Parfois, dans les plus nobles âmes, l’instinct farouche et irrésistible de la nature domine un instant toute autre voix, et le cœur fort et ardent éprouve avec plus de violence les infernales tentations de la vengeance et de la haine ; mais il possède aussi un pouvoir plus grand pour y résister. La foi, avec ses promesses divines, vint enfin au secours de la malheureuse mère ; elle s’éleva simple, pleine, entière, comme une étoile bienfaisante, au milieu du tumulte de ce terrible désespoir.
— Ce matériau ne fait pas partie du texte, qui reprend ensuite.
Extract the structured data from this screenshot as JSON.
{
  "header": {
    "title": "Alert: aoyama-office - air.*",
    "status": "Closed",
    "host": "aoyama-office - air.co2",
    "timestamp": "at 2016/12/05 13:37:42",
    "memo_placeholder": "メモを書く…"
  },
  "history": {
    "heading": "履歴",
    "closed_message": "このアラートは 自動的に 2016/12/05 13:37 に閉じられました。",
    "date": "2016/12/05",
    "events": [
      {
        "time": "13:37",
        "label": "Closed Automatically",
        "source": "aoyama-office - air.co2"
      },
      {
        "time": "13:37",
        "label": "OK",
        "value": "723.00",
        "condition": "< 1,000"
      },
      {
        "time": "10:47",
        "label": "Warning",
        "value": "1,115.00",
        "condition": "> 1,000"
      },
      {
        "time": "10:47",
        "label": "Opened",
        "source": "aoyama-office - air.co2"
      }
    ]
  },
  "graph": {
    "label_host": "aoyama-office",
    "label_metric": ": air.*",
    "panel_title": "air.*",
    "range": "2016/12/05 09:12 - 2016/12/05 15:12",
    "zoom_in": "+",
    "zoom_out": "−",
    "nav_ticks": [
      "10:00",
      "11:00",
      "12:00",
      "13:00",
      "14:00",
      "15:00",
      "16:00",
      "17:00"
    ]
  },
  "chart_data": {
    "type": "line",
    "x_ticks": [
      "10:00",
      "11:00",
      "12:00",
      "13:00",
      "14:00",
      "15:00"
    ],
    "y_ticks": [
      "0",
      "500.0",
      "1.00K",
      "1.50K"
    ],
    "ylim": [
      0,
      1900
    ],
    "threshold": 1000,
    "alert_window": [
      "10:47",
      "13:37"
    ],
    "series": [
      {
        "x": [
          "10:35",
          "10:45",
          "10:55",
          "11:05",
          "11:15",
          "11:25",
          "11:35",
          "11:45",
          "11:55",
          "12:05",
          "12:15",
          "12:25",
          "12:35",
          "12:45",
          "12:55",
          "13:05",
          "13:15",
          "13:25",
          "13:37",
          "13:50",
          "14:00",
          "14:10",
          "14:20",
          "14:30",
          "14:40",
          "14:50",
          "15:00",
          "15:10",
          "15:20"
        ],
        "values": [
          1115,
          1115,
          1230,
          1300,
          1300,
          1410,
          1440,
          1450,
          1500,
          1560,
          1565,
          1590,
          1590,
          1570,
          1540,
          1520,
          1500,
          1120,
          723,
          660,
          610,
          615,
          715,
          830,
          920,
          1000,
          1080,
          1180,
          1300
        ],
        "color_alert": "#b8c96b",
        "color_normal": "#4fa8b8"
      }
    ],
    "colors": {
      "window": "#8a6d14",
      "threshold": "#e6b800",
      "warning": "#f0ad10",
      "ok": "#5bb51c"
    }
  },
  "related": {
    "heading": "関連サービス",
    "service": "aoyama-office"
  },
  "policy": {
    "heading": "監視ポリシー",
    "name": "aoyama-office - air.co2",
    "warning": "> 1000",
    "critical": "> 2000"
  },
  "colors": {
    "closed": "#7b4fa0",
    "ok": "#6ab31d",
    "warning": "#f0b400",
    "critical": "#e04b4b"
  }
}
La joie sanglante de la vengeance pâlit devant l’espoir d’une réunion éternelle avec l’objet de ses regrets ; peu à peu sa tête s’abaissa avec un mouvement plus résigné, ses mains se joignirent moins convulsivement, et la mère aux instincts sauvages redevint une humble chrétienne dont le cœur dompté se détourna du sombre désir qui l’avait un instant bouleversé. Cependant le combat fut terrible. La pensée de retourner chez elle, de revoir le meurtrier de son fils, lui faisait éprouver des tressaillemens haineux qui l’effrayaient elle-même. Elle resta donc long-temps ainsi, priant et pleurant, étouffant, sous son tablier qu’elle avait jeté sur sa tête, les imprécations et les cris de douleur qu’elle ne pouvait retenir ; mais elle combattit, elle vainquit, et, lorsqu’elle se releva, le calme d’une résolution forte remplaçait sa rage insensée.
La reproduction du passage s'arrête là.